Sandra believes dance gives children a weekly opportunity to reset. Once a week, young dancers focus on breath and rhythm, as well as engage cognitively with learning new dance steps.
‘Jen became very good at what she did,’ says Sandra. ‘But it was really about seeing her progress as an individual. The breaking steps down, polishing them, and putting them together requires discipline, which I think helps later.
‘The focus and concentration, the breath – it’s actually an invaluable life skill.’

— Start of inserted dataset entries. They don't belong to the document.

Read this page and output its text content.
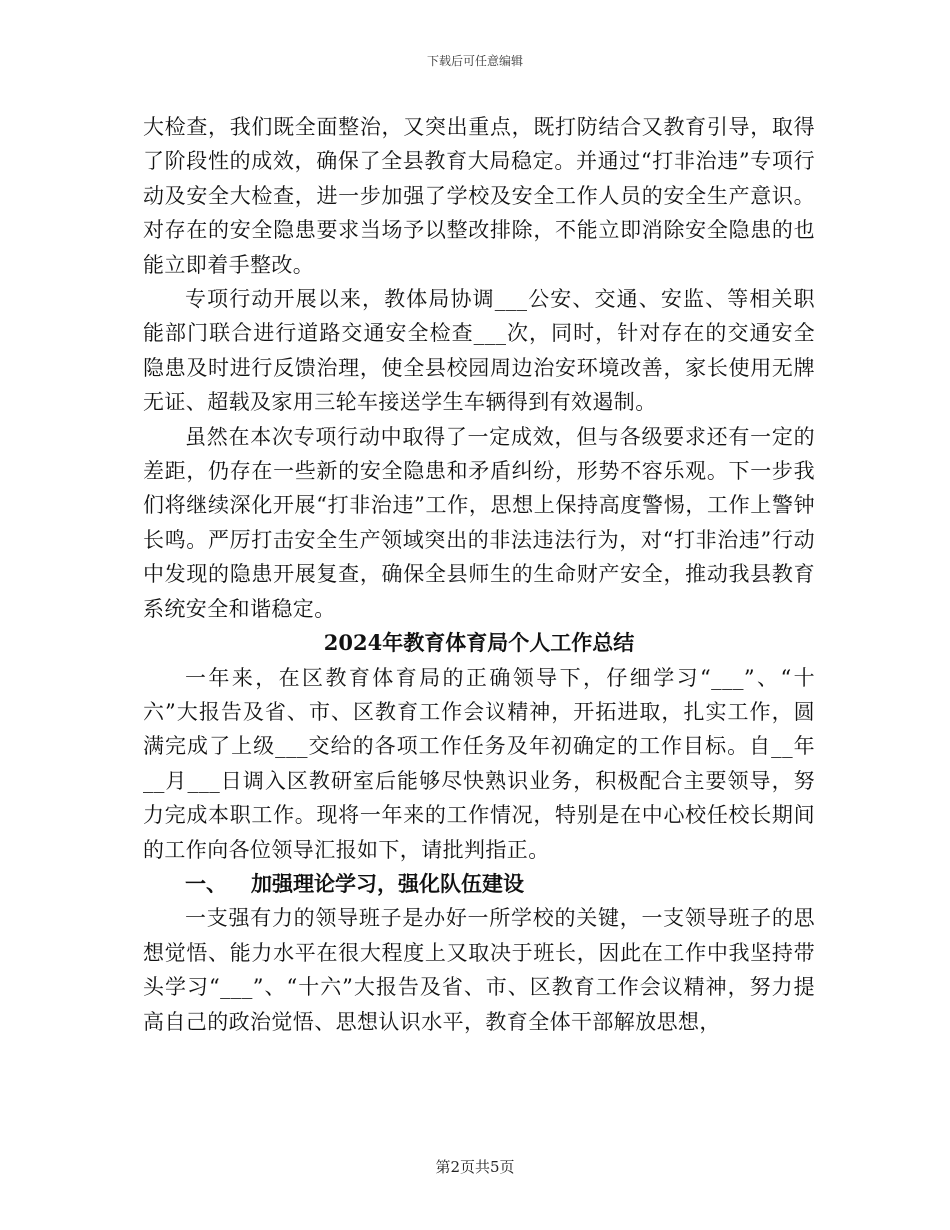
下载后可任意编辑

大检查，我们既全面整治，又突出重点，既打防结合又教育引导，取得了阶段性的成效，确保了全县教育大局稳定。并通过“打非治违”专项行动及安全大检查，进一步加强了学校及安全工作人员的安全生产意识。对存在的安全隐患要求当场予以整改排除，不能立即消除安全隐患的也能立即着手整改。

专项行动开展以来，教体局协调___公安、交通、安监、等相关职能部门联合进行道路交通安全检查___次，同时，针对存在的交通安全隐患及时进行反馈治理，使全县校园周边治安环境改善，家长使用无牌无证、超载及家用三轮车接送学生车辆得到有效遏制。

虽然在本次专项行动中取得了一定成效，但与各级要求还有一定的差距，仍存在一些新的安全隐患和矛盾纠纷，形势不容乐观。下一步我们将继续深化开展“打非治违”工作，思想上保持高度警惕，工作上警钟长鸣。严厉打击安全生产领域突出的非法违法行为，对“打非治违”行动中发现的隐患开展复查，确保全县师生的生命财产安全，推动我县教育系统安全和谐稳定。

2024年教育体育局个人工作总结

一年来，在区教育体育局的正确领导下，仔细学习“___”、“十六”大报告及省、市、区教育工作会议精神，开拓进取，扎实工作，圆满完成了上级___交给的各项工作任务及年初确定的工作目标。自__年__月___日调入区教研室后能够尽快熟识业务，积极配合主要领导，努力完成本职工作。现将一年来的工作情况，特别是在中心校任校长期间的工作向各位领导汇报如下，请批判指正。

一、 加强理论学习，强化队伍建设

一支强有力的领导班子是办好一所学校的关键，一支领导班子的思想觉悟、能力水平在很大程度上又取决于班长，因此在工作中我坚持带头学习“___”、“十六”大报告及省、市、区教育工作会议精神，努力提高自己的政治觉悟、思想认识水平，教育全体干部解放思想，

第2页共5页
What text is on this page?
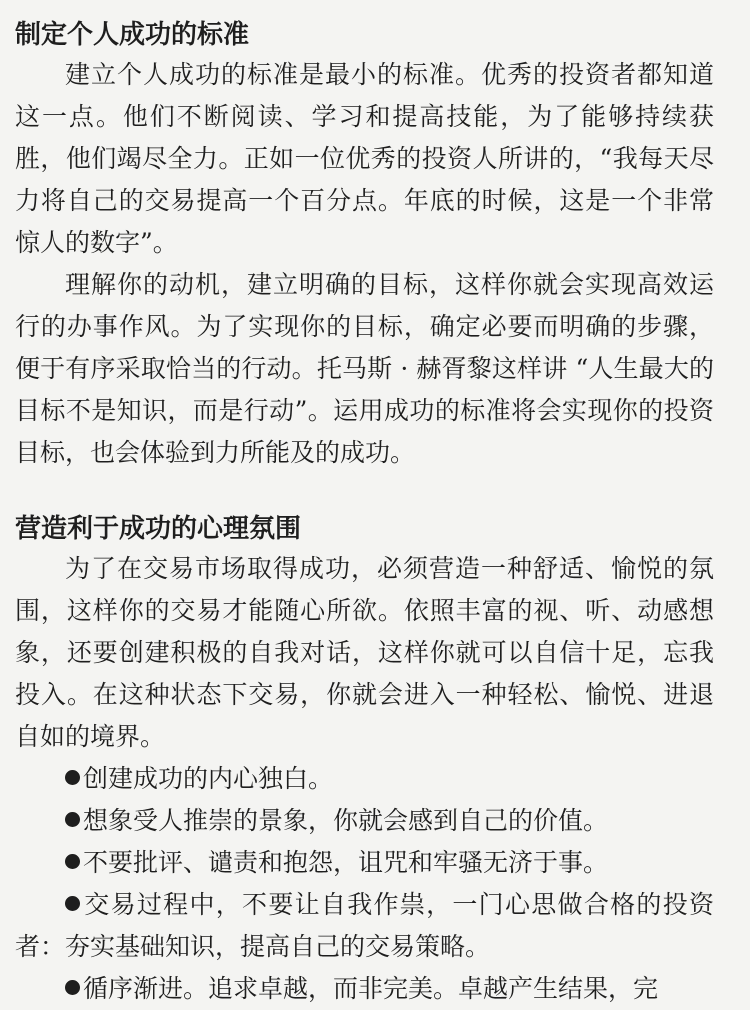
制定个人成功的标准

建立个人成功的标准是最小的标准。优秀的投资者都知道这一点。他们不断阅读、学习和提高技能，为了能够持续获胜，他们竭尽全力。正如一位优秀的投资人所讲的，“我每天尽力将自己的交易提高一个百分点。年底的时候，这是一个非常惊人的数字”。

理解你的动机，建立明确的目标，这样你就会实现高效运行的办事作风。为了实现你的目标，确定必要而明确的步骤，便于有序采取恰当的行动。托马斯 · 赫胥黎这样讲 “人生最大的目标不是知识，而是行动”。运用成功的标准将会实现你的投资目标，也会体验到力所能及的成功。

营造利于成功的心理氛围

为了在交易市场取得成功，必须营造一种舒适、愉悦的氛围，这样你的交易才能随心所欲。依照丰富的视、听、动感想象，还要创建积极的自我对话，这样你就可以自信十足，忘我投入。在这种状态下交易，你就会进入一种轻松、愉悦、进退自如的境界。

创建成功的内心独白。

想象受人推崇的景象，你就会感到自己的价值。

不要批评、谴责和抱怨，诅咒和牢骚无济于事。

交易过程中，不要让自我作祟，一门心思做合格的投资者：夯实基础知识，提高自己的交易策略。

循序渐进。追求卓越，而非完美。卓越产生结果，完
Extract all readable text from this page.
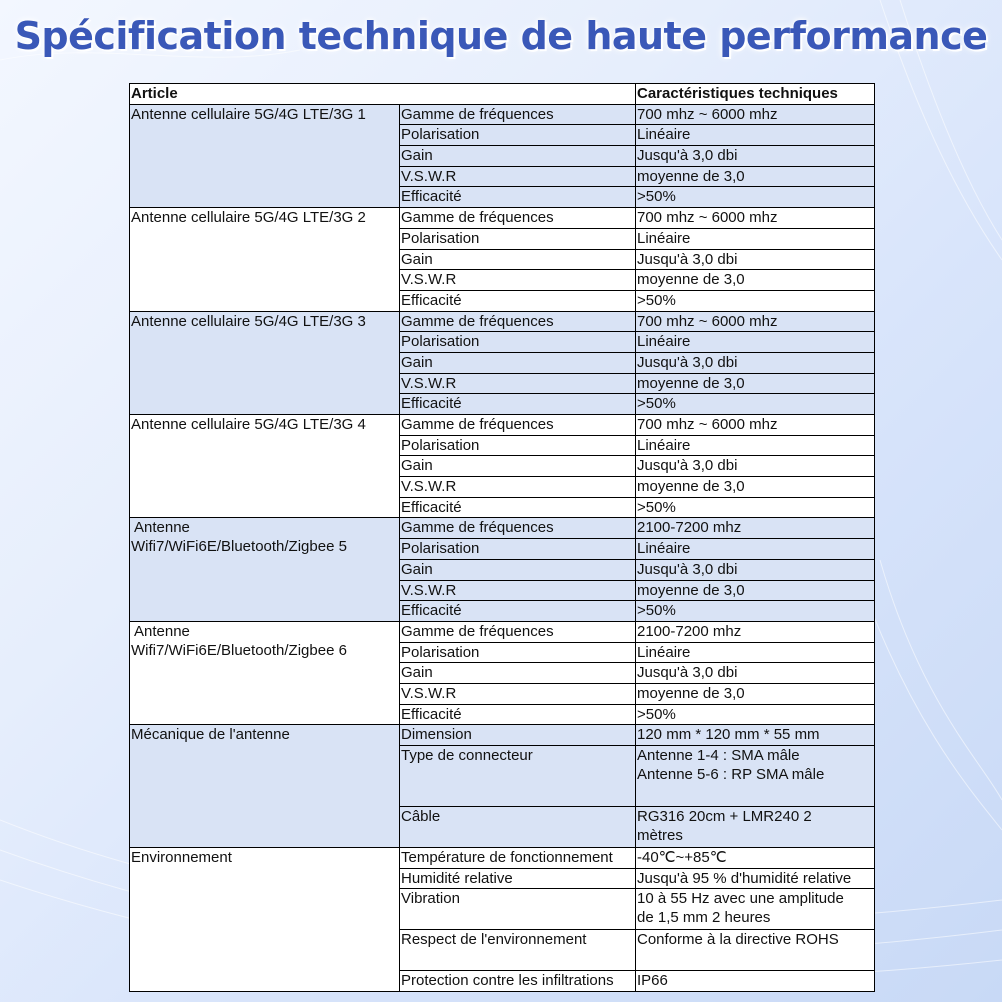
Spécification technique de haute performance
Article		Caractéristiques techniques
Antenne cellulaire 5G/4G LTE/3G 1	Gamme de fréquences	700 mhz ~ 6000 mhz
	Polarisation	Linéaire
	Gain	Jusqu'à 3,0 dbi
	V.S.W.R	moyenne de 3,0
	Efficacité	>50%
Antenne cellulaire 5G/4G LTE/3G 2	Gamme de fréquences	700 mhz ~ 6000 mhz
	Polarisation	Linéaire
	Gain	Jusqu'à 3,0 dbi
	V.S.W.R	moyenne de 3,0
	Efficacité	>50%
Antenne cellulaire 5G/4G LTE/3G 3	Gamme de fréquences	700 mhz ~ 6000 mhz
	Polarisation	Linéaire
	Gain	Jusqu'à 3,0 dbi
	V.S.W.R	moyenne de 3,0
	Efficacité	>50%
Antenne cellulaire 5G/4G LTE/3G 4	Gamme de fréquences	700 mhz ~ 6000 mhz
	Polarisation	Linéaire
	Gain	Jusqu'à 3,0 dbi
	V.S.W.R	moyenne de 3,0
	Efficacité	>50%

Antenne
Wifi7/WiFi6E/Bluetooth/Zigbee 5	Gamme de fréquences	2100-7200 mhz
	Polarisation	Linéaire
	Gain	Jusqu'à 3,0 dbi
	V.S.W.R	moyenne de 3,0
	Efficacité	>50%

Antenne
Wifi7/WiFi6E/Bluetooth/Zigbee 6	Gamme de fréquences	2100-7200 mhz
	Polarisation	Linéaire
	Gain	Jusqu'à 3,0 dbi
	V.S.W.R	moyenne de 3,0
	Efficacité	>50%
Mécanique de l'antenne	Dimension	120 mm * 120 mm * 55 mm
	Type de connecteur	Antenne 1-4 : SMA mâle
Antenne 5-6 : RP SMA mâle

	Câble	RG316 20cm + LMR240 2
mètres

Environnement	Température de fonctionnement	-40℃~+85℃
	Humidité relative	Jusqu'à 95 % d'humidité relative
	Vibration	10 à 55 Hz avec une amplitude
de 1,5 mm 2 heures

	Respect de l'environnement	Conforme à la directive ROHS
	Protection contre les infiltrations	IP66
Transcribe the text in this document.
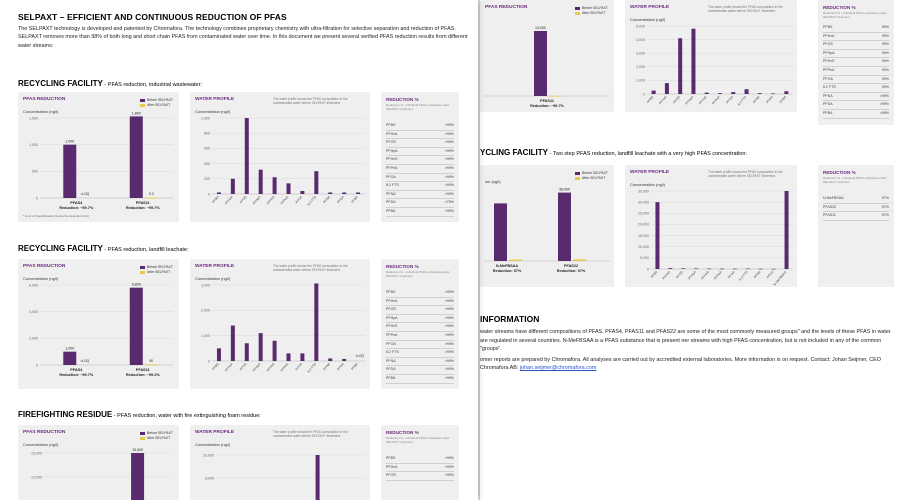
SELPAXT – EFFICIENT AND CONTINUOUS REDUCTION OF PFAS
The SELPAXT technology is developed and patented by Chromafora. The technology combines proprietary chemistry with ultra-filtration for selective separation and reduction of PFAS. SELPAXT removes more than 98% of both long and short chain PFAS from contaminated water over time. In this document we present several verified PFAS reduction results from different water streams:
RECYCLING FACILITY - PFAS reduction, industrial wastewater:
PFAS REDUCTION	Before SELPAXT
After SELPAXT
Concentration (ng/l)
1,500
1,000
500
0
1,000
<LOQ
PFAS4
Reduction: ~99.7%
1,800
5.3
PFAS11
Reduction: ~99.7%
* Limit of Quantification (below the detection limit)
WATER PROFILE	The water profile shows the PFAS composition in the contaminated water before SELPAXT treatment.
Concentration (ng/l)
1,000
800
600
400
200
0
PFBS PFHxA PFOS PFHpA PFHxS PFPeA PFOA 6:2 FTS PFNA PFDA PFBA
REDUCTION %
Reduction % - individual PFAS substances after SELPAXT treatment
PFBS	>99%
PFHxA	>99%
PFOS	>99%
PFHpA	>99%
PFHxS	>99%
PFPeA	>99%
PFOA	>99%
6:2 FTS	>99%
PFNA	>99%
PFDA	>75%
PFBA	>99%
RECYCLING FACILITY - PFAS reduction, landfill leachate:
PFAS REDUCTION	Before SELPAXT
After SELPAXT
Concentration (ng/l)
6,000
4,000
2,000
0
1,000
<LOQ
PFAS4
Reduction: ~99.7%
5,800
50
PFAS11
Reduction: ~99.2%
WATER PROFILE	The water profile shows the PFAS composition in the contaminated water before SELPAXT treatment.
Concentration (ng/l)
3,000
2,000
1,000
0
PFBS PFHxA PFOS PFHpA PFHxS PFPeA PFOA 6:2 FTS PFNA PFDA PFBA
<LOQ
REDUCTION %
Reduction % - individual PFAS substances after SELPAXT treatment
PFBS	>99%
PFHxA	>99%
PFOS	>99%
PFHpA	>99%
PFHxS	>99%
PFPeA	>99%
PFOA	>99%
6:2 FTS	>99%
PFNA	>99%
PFDA	>99%
PFBA	>99%
FIREFIGHTING RESIDUE - PFAS reduction, water with fire extinguishing foam residue:
PFAS REDUCTION	Before SELPAXT
After SELPAXT
Concentration (ng/l)
15,000
12,000
15,000
WATER PROFILE	The water profile shows the PFAS composition in the contaminated water before SELPAXT treatment.
Concentration (ng/l)
10,000
8,000
REDUCTION %
Reduction % - individual PFAS substances after SELPAXT treatment
PFBS	>99%
PFHxA	>99%
PFOS	>99%
PFAS REDUCTION	Before SELPAXT
After SELPAXT
13,000
PFAS11
Reduction: ~99.7%
WATER PROFILE	The water profile shows the PFAS composition in the contaminated water before SELPAXT treatment.
Concentration (ng/l)
5,000
4,000
3,000
2,000
1,000
0
PFBS PFHxA PFOS PFHpA PFHxS PFPeA PFOA 6:2 FTS PFNA PFDA PFBA
REDUCTION %
Reduction % - individual PFAS substances after SELPAXT treatment
PFBS	99%
PFHxA	99%
PFOS	99%
PFHpA	99%
PFHxS	99%
PFPeA	99%
PFOA	99%
6:2 FTS	99%
PFNA	>99%
PFDA	>99%
PFBA	>99%
YCLING FACILITY - Two step PFAS reduction, landfill leachate with a very high PFAS concentration:
Before SELPAXT
After SELPAXT
ion (ng/l)
N-MeFBSAA
Reduction: 97%
38,000
PFAS22
Reduction: 97%
WATER PROFILE	The water profile shows the PFAS composition in the contaminated water before SELPAXT treatment.
Concentration (ng/l)
35,000
30,000
25,000
20,000
15,000
10,000
5,000
0
PFBS PFHxA PFOS PFHpA PFHxS PFPeA PFOA 6:2 FTS PFNA PFDA
N-MeFBSAA
REDUCTION %
Reduction % - individual PFAS substances after SELPAXT treatment
N-MeFBSAA	97%
PFAS22	97%
PFAS11	97%
INFORMATION
water streams have different compositions of PFAS. PFAS4, PFAS11 and PFAS22 are some of the most commonly measured groups" and the levels of these PFAS in water are regulated in several countries. N-MeFBSAA is a PFAS substance that is present ner streams with high PFAS concentration, but is not included in any of the common "groups".
omer reports are prepared by Chromafora. All analyses are carried out by accredited external laboratories. More information is on request. Contact: Johan Seijmer, CEO Chromafora AB: johan.seijmer@chromafora.com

The life skills Jen acquired during years of ballet coaching are immeasurable.
‘It’s come out in my work,’ says Jen. ‘People often say the exact same thing: You handle everything with grace. You handle things without a fuss or a fluster. I think ultimately that came from ballet.
‘I developed the ability to push through barriers, and not have someone spoon feed me,’ adds Jen. ‘And dance put me out of my comfort zone every single lesson.’

Supporting young dancers

So how can parents support children who are passionate and committed to dance?
‘Be involved,’ says Sandra. ‘Talk to the teacher. Understand expectations. Understanding expectations helps minimise drama.’
But that doesn’t mean you have to be too involved.
‘Dance gives kids responsibility,’ says Sandra. ‘For example, I never learnt to tie a ballet ribbon. I never had to. The kids did that for themselves. I did learn to become a costume designer though, which was an outlet for my creativity!
‘Also, give it time. You need patience. The outcomes happen gradually, over time.’